Aus Linux-Magazin 08/2019

Alles im Fluss

Jan Kleinert, Chefredakteur

Es gibt Menschen, die lassen sich freiwillig fesseln. Wer zuerst an Facebook- oder Google-Nutzer denkt, liegt ebenso falsch wie jene, die meinen, dass Editorials in Magazinen, die auch Minderjährige kaufen dürfen, jedes noch so abseitige Thema behandeln könnten. Hier soll es um Entfesselungskünstler gehen, also Leute, die öffentlich vorführen, wie sie sich aus einer fixierten Position heraus mit Geschick und Kraft selbst befreien. Harry Houdini, der 1874 als Erik Weisz in Budapest geborene Altmeister, war Vorbild ganzer Generationen von Kettensprengern.
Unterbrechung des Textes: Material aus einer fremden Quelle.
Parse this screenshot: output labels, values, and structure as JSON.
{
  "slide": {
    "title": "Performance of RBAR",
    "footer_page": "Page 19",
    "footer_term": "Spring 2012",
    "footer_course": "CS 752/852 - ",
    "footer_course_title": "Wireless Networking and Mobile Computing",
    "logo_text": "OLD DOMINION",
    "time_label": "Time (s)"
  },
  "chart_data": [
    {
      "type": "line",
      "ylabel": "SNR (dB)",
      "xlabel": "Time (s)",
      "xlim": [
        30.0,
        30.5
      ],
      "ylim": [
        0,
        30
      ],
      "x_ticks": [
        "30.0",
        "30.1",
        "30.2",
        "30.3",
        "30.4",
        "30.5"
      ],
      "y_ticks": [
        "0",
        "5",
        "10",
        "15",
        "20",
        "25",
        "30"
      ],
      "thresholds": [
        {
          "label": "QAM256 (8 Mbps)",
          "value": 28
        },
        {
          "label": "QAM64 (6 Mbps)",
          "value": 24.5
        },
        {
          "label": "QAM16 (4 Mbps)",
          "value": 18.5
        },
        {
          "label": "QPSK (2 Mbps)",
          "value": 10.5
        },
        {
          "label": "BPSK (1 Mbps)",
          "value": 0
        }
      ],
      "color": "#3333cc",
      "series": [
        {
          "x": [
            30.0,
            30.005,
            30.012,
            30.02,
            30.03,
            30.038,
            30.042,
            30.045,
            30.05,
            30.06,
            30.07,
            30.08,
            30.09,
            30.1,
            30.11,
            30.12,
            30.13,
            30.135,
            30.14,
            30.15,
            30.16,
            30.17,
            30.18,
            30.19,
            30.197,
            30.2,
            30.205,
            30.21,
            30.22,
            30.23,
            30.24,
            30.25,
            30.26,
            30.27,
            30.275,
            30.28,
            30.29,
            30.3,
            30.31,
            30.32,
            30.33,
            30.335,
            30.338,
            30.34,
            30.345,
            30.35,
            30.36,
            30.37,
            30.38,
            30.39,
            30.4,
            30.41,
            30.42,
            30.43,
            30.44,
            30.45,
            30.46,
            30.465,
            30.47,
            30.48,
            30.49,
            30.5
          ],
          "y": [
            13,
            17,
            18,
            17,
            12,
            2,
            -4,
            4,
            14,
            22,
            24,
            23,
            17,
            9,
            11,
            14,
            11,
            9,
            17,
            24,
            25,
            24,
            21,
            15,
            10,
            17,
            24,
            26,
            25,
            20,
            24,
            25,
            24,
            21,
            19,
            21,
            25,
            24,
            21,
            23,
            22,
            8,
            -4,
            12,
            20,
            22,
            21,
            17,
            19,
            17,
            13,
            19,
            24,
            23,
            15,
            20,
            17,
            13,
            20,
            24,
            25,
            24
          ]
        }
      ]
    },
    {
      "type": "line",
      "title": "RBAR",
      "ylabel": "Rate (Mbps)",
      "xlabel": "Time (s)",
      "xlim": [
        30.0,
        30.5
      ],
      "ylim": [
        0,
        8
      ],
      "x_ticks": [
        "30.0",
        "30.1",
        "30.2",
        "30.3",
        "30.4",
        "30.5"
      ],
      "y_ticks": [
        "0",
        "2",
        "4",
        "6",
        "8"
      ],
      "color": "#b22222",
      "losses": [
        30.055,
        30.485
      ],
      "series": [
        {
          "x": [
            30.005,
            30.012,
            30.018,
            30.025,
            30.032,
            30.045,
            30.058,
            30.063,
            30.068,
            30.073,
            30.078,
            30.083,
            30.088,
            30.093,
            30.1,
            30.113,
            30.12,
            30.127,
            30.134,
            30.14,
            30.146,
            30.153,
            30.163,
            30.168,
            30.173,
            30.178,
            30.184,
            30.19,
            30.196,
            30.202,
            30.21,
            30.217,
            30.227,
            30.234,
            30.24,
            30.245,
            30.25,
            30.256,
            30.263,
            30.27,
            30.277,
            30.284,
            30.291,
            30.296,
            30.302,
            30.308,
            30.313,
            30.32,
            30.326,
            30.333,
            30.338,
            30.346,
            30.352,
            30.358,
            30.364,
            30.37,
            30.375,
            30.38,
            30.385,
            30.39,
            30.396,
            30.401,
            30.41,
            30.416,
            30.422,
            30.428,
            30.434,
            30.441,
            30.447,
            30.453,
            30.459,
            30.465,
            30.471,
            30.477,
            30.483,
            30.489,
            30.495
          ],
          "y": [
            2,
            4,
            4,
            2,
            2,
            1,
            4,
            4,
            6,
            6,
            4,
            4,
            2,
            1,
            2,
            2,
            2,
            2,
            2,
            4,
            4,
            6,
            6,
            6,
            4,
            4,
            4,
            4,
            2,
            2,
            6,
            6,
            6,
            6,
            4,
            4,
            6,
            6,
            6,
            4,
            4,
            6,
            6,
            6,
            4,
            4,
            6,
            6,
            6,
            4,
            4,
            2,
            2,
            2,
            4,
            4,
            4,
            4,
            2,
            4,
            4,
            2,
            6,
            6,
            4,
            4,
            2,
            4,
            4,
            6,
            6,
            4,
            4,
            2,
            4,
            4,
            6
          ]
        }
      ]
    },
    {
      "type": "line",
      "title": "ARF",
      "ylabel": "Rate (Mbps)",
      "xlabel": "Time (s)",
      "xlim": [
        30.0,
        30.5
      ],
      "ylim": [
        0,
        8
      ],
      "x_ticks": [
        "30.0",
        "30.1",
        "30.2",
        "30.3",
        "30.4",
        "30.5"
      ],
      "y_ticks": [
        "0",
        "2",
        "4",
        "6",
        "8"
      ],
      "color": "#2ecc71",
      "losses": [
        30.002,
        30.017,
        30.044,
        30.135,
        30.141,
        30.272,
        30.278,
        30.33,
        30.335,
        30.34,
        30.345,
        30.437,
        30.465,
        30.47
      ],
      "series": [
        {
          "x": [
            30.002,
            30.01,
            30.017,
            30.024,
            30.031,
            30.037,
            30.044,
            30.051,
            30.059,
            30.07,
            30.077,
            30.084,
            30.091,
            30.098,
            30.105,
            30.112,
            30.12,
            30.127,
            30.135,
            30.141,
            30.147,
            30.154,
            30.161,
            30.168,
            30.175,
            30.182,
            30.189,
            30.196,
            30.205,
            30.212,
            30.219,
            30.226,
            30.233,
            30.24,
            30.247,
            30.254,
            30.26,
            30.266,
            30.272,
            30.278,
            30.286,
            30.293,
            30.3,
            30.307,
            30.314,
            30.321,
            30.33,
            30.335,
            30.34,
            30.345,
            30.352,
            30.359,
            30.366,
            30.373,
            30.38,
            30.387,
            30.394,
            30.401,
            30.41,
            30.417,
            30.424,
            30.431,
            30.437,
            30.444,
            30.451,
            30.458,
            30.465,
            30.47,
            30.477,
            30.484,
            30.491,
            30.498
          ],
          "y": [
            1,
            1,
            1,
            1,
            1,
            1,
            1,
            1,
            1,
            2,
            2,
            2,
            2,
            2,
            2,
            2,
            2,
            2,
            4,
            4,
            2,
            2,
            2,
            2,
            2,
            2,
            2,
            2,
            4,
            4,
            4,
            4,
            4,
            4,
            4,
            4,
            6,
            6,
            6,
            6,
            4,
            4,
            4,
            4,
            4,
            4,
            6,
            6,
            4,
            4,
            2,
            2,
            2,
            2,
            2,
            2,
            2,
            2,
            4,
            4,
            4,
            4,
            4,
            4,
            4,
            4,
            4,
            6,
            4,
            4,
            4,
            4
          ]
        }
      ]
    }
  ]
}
Dass auch im fernen Indien Illusionisten Houdini nacheifern, ist bei einem so einwohnerreichen Land ebensowenig ein Wunder wie der Umstand, dass die Entfesslungs- als Teilgebiet der Zauberkunst nur im geringen Maße fehlertolerant ist. Der Inder Chanchal Lahiri, der im fesselnden Metier seit mehr als zwei Jahrzehnten tätig ist, bekam es 2013 bei einem Stunt mit handgreiflichen Publikum zu tun, nachdem dieses beobachtet hatte, wie der Künstler durch eine Tür aus einem angeblich hermetisch verschlossenen Käfig entwich.

Dieser Tage wollte Lahiri offenbar die früheren Tricksereien vergessen machen, indem er sich in Kalkutta mit Seilen und Ketten gefesselt öffentlich im Ganges versenken ließ. Bilder zeigen den auffällig Gewandeten, wie er mit beseelter Mine gefesselt am Haken in Richtung Wasser schwebt. Die örtliche Wasserschutzpolizei barg einen Tag später die Leiche des “Zauberers Mandrake”, so der Künstlername des Ertrunkenen.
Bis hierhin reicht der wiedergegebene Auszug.